Much talk this week about Christopher Hayes’s provocative article in The Nation on the state of scholarly economics.

Tyler Cowen of George Mason U. doesn’t buy what Hayes is selling. Cowen argues that self-defined “heterodox” economists are too quick to paint themselves as victims: “Heterodox economics, as it currently stands, simply is not up to replacing the neoclassical paradigm or even living as a significant supplement.”

An anonymous econ-prof commenter at Ezra Klein’s blog complains that when they write for broad public audiences, mainstream economists play down certain nuances and doubts about the neoclassical paradigm. (But Reason magazine’s Julian Sanchez says that might be a wise choice.)

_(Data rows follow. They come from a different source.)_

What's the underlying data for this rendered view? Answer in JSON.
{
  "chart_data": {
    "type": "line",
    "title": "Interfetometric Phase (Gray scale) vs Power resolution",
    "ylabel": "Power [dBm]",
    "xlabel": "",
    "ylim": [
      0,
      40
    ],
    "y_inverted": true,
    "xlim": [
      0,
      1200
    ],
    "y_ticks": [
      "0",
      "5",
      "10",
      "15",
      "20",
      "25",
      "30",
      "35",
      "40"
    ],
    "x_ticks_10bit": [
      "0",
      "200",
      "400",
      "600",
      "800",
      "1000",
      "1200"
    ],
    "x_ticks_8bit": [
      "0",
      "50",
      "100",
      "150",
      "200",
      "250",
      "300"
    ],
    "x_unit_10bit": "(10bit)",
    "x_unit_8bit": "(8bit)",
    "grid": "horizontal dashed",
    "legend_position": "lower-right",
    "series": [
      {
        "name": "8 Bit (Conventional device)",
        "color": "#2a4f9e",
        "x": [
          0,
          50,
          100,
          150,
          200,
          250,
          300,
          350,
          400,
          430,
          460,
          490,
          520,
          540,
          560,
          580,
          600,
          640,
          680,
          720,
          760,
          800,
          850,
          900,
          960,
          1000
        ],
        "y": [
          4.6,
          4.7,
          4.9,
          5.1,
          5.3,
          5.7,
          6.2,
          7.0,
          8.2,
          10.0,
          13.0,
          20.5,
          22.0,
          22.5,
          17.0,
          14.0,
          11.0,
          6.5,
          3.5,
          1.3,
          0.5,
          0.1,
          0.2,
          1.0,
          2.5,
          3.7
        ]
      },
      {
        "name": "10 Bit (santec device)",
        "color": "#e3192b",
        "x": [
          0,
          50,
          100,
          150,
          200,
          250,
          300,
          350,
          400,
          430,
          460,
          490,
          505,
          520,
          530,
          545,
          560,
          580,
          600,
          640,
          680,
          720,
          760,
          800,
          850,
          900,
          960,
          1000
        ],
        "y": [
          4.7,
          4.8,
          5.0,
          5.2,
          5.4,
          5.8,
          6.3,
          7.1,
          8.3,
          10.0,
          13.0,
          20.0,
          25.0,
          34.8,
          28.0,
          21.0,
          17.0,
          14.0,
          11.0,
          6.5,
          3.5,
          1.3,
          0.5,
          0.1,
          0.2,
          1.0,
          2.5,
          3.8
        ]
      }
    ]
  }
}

And Max Sawicky of the Economic Policy Institute, who makes a cameo appearance snacking on cheese cubes in Hayes’s article (a scene witnessed by your humble blogger), now takes the opportunity to count his blessings that he isn’t in an academic department: “Tenured faculty tyrannize over the untenured and graduate students. Professors from elite departments loom over those from benighted realms. Grad students anxiously follow the ratings of their department. Are we top 20? Only top 30? Awwww . . .”

Back in 2003, Peter Monaghan took a tour of heterodox economics for The Chronicle.